Ramesh Ponnuru makes a compelling case that “universal” health insurance coverage should not be the primary goal of health-care reform. The case is simple: the cost shifting which politicians point to as a reason for mandating coverage for everyone is relatively small. It can be addressed in less destructive ways and is a less critical problem than other issues (e.g. soaring costs and lack of portability).
But there is another reason to avoid “universal” plans: so far they haven’t worked. In Massachusetts, the best effort to use “market” reforms to attain universal coverage has resulted in less than universal coverage and rising costs. California abandoned its proposal and Hawaii pulled the plug on its universal coverage system.
Once you force coverage for everyone the cost skyrockets — unless of course you start limiting care, cutting doctors’ fees, and controlling what sort of treatment you will pay for. That has been the experience in the western countries that have gone down this road. The alternative — to try to stimulate competition among insurance carriers, have individuals purchase and control their own insurance and provide subsidies for the hard-to-insure cases — seems infinitely more attractive than duplicating the problems of other countries.
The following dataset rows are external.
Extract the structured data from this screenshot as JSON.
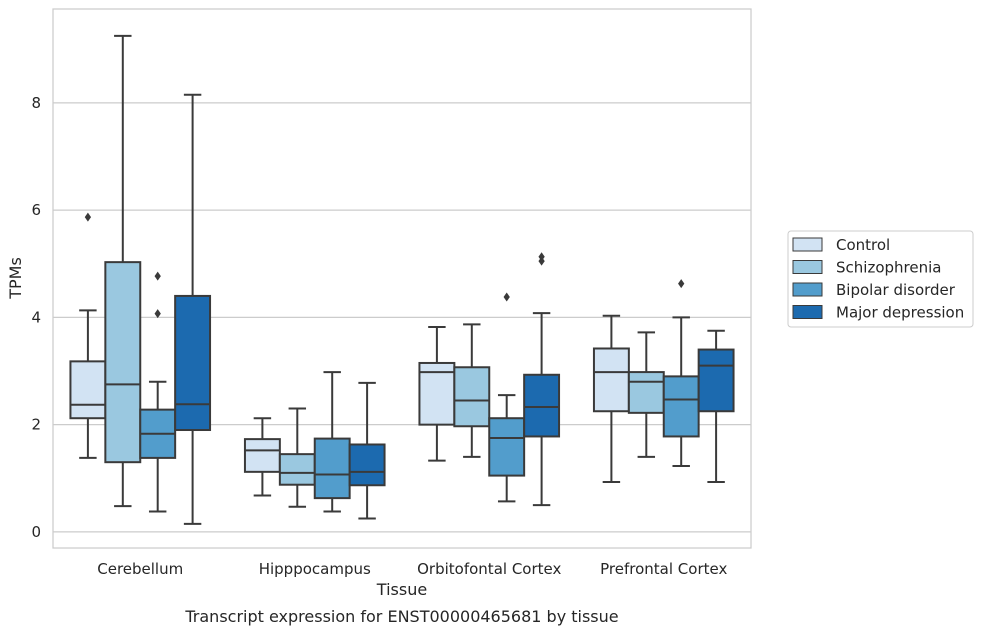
{
  "caption": "Transcript expression for ENST00000465681 by tissue",
  "chart_data": {
    "type": "box",
    "xlabel": "Tissue",
    "ylabel": "TPMs",
    "ylim": [
      -0.3,
      9.75
    ],
    "yticks": [
      0,
      2,
      4,
      6,
      8
    ],
    "grid": "horizontal",
    "legend_position": "right",
    "categories": [
      "Cerebellum",
      "Hipppocampus",
      "Orbitofontal Cortex",
      "Prefrontal Cortex"
    ],
    "series": [
      {
        "name": "Control",
        "color": "#d2e3f3",
        "boxes": [
          {
            "whisker_low": 1.38,
            "q1": 2.12,
            "median": 2.37,
            "q3": 3.18,
            "whisker_high": 4.13,
            "outliers": [
              5.87
            ]
          },
          {
            "whisker_low": 0.68,
            "q1": 1.12,
            "median": 1.52,
            "q3": 1.73,
            "whisker_high": 2.12,
            "outliers": []
          },
          {
            "whisker_low": 1.33,
            "q1": 2.0,
            "median": 2.98,
            "q3": 3.15,
            "whisker_high": 3.82,
            "outliers": []
          },
          {
            "whisker_low": 0.93,
            "q1": 2.25,
            "median": 2.98,
            "q3": 3.42,
            "whisker_high": 4.03,
            "outliers": []
          }
        ]
      },
      {
        "name": "Schizophrenia",
        "color": "#9ac8e0",
        "boxes": [
          {
            "whisker_low": 0.48,
            "q1": 1.3,
            "median": 2.75,
            "q3": 5.03,
            "whisker_high": 9.25,
            "outliers": []
          },
          {
            "whisker_low": 0.47,
            "q1": 0.88,
            "median": 1.1,
            "q3": 1.45,
            "whisker_high": 2.3,
            "outliers": []
          },
          {
            "whisker_low": 1.4,
            "q1": 1.97,
            "median": 2.45,
            "q3": 3.07,
            "whisker_high": 3.87,
            "outliers": []
          },
          {
            "whisker_low": 1.4,
            "q1": 2.22,
            "median": 2.8,
            "q3": 2.98,
            "whisker_high": 3.72,
            "outliers": []
          }
        ]
      },
      {
        "name": "Bipolar disorder",
        "color": "#529dcc",
        "boxes": [
          {
            "whisker_low": 0.38,
            "q1": 1.38,
            "median": 1.83,
            "q3": 2.28,
            "whisker_high": 2.8,
            "outliers": [
              4.07,
              4.77
            ]
          },
          {
            "whisker_low": 0.38,
            "q1": 0.63,
            "median": 1.07,
            "q3": 1.74,
            "whisker_high": 2.98,
            "outliers": []
          },
          {
            "whisker_low": 0.57,
            "q1": 1.05,
            "median": 1.75,
            "q3": 2.12,
            "whisker_high": 2.55,
            "outliers": [
              4.38
            ]
          },
          {
            "whisker_low": 1.23,
            "q1": 1.78,
            "median": 2.47,
            "q3": 2.9,
            "whisker_high": 4.0,
            "outliers": [
              4.63
            ]
          }
        ]
      },
      {
        "name": "Major depression",
        "color": "#1c6aaf",
        "boxes": [
          {
            "whisker_low": 0.15,
            "q1": 1.9,
            "median": 2.38,
            "q3": 4.4,
            "whisker_high": 8.15,
            "outliers": []
          },
          {
            "whisker_low": 0.25,
            "q1": 0.87,
            "median": 1.12,
            "q3": 1.63,
            "whisker_high": 2.78,
            "outliers": []
          },
          {
            "whisker_low": 0.5,
            "q1": 1.78,
            "median": 2.33,
            "q3": 2.93,
            "whisker_high": 4.08,
            "outliers": [
              5.05,
              5.13
            ]
          },
          {
            "whisker_low": 0.93,
            "q1": 2.25,
            "median": 3.1,
            "q3": 3.4,
            "whisker_high": 3.75,
            "outliers": []
          }
        ]
      }
    ]
  }
}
But the Massachusetts plan has been edifying, and perhaps the argument is better made by allowing fifty separate state experiments to bloom rather than creating a one-size fits all federal system. Maybe one of those fifty, or more than one, will hit on a formula for expanding coverage, improving care and reducing cost. The odds are certainly better than they would be under a single untested federal plan. So if “something must be done,” a system of block grants and a period of experimentation might be in order.
That would be less grandiose than a single federal scheme. But it might do less damage and produce some real world experience on which we can draw to create a workable national system.